Johnson did appear to turn a corner, though, in his final 12 starts of 2012. His record in those starts was an ugly 3-7, but his ERA went back down to 3.01, and he completed at least six innings in all but one of those outings. A big reason was the improvement of his curveball.
It's a pitch Johnson used to throw in high school and the early stages of his Minor League career, but it was scrapped about seven years ago in favor of a slider. Johnson reintroduced the pitch to his repertoire in 2011, and he now feels that, after using it for a full season, he has mastered it the point of being able to throw it in any count.
"I was learning the whole year," Johnson said. "Good thing I had [catcher] John Buck back there, because he helped me out tremendously. Whenever I was in doubt, he would put it down. He kind of gave me that reassurance that, 'This is the right pitch -- let's throw it.' So I knew how to throw it and when, where to throw it, things like that."
Johnson's transition to the AL should be eased by the fact that he will be joined by former Marlins players Buck, Mark Buehrle, Emilio Bonifacio and Jose Reyes. But unlike those four, Johnson doesn't have a long-term contract and is eligible for free agency at the end of next season.
That might be somewhat concerning for the Blue Jays, considering Johnson was their main target in this deal. The club doesn't want to lose the right-hander at the end of 2013, and general manager Alex Anthopoulos seems open to the idea of inking Johnson to a lucrative extension to prohibit that from happening.

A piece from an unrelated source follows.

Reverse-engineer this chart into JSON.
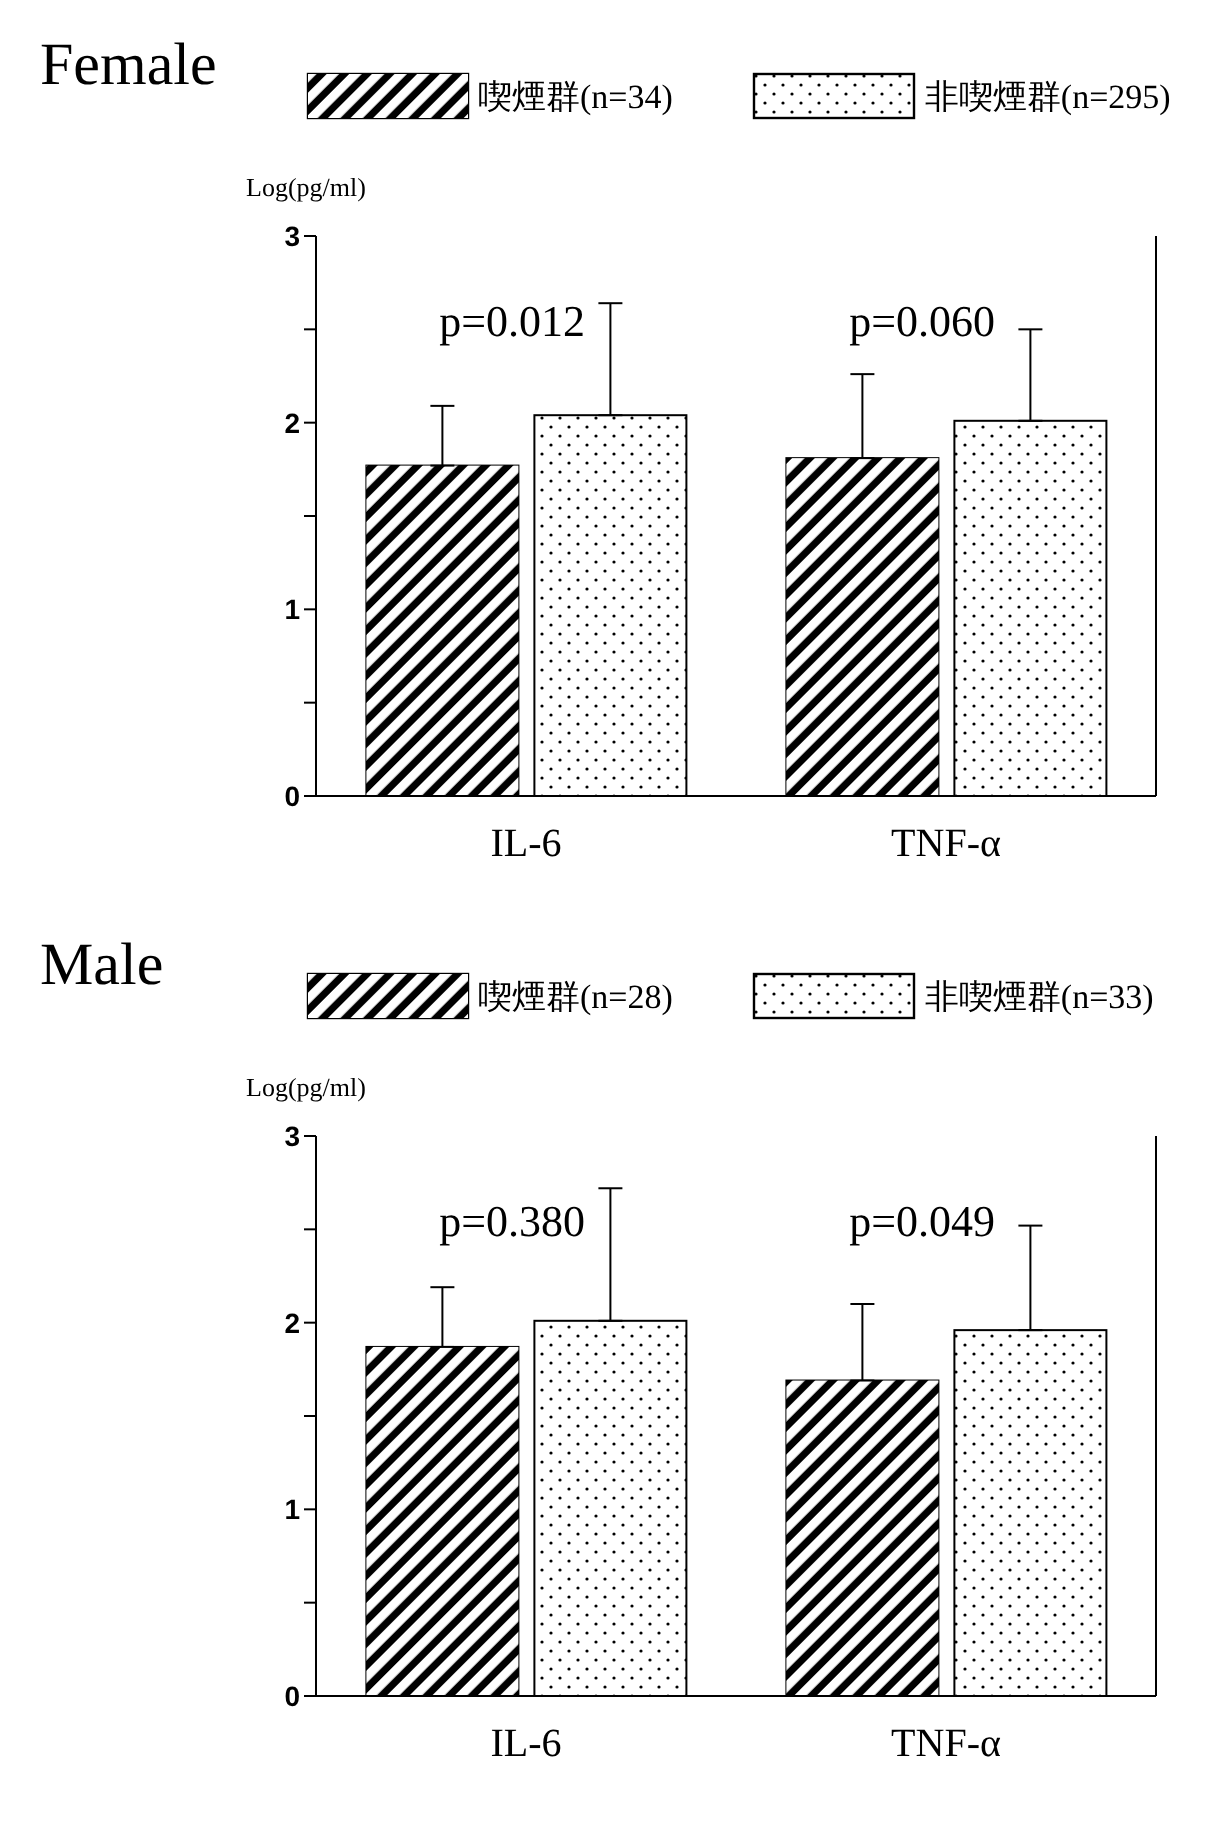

There's no rush to get a new contract completed. Both sides want to see how the free-agent market unfolds this offseason before a true read on Johnson's value can be determined. Any negotiations would involve risk on both sides, but Johnson said he was more than willing to think about signing on for the foreseeable future -- even if it's not his top priority at the moment.
"That would be great," said Johnson. "That's the last thing on my mind, is worrying about getting an extension, or how long I'm going to be there. It's more about winning. That's all I've been about since I started playing baseball.
"I'm all about winning -- that's all I want to do. It makes everything better. It makes food taste better, it makes your wife happier, your family happier. Everything is better when you're winning."
Johnson doesn't appear as though he was too familiar with the Blue Jays when news of the trade first broke, but that is quickly changing. He's already had conversations with manager John Gibbons and pitching coach Pete Walker, while also comparing notes with starting catcher J.P. Arencibia.
In many ways, it's a welcome change for Johnson, whose former club is now going through yet another rebuild. With the Blue Jays, that type of strategy is now a thing of the past. Prospects used to be the main topic of conversation in Toronto, but all of a sudden, the emphasis is on the product currently on the field.
There's pressure to win immediately instead of an eye toward the future. The more Johnson has studied the inner workings of the organization, the more optimistic he has become that success is right around the corner.
"Extremely excited," Johnson said of the upcoming season. "People I hadn't seen in a while, just last night, I went to a basketball game with them and they were asking me about who's in the lineup. Just going through it again, I was just like, 'Wow, it's even better than what I had first imagined when the trade first went through.'
"I'm extremely excited to get it going, to meet the guys and start that camaraderie going."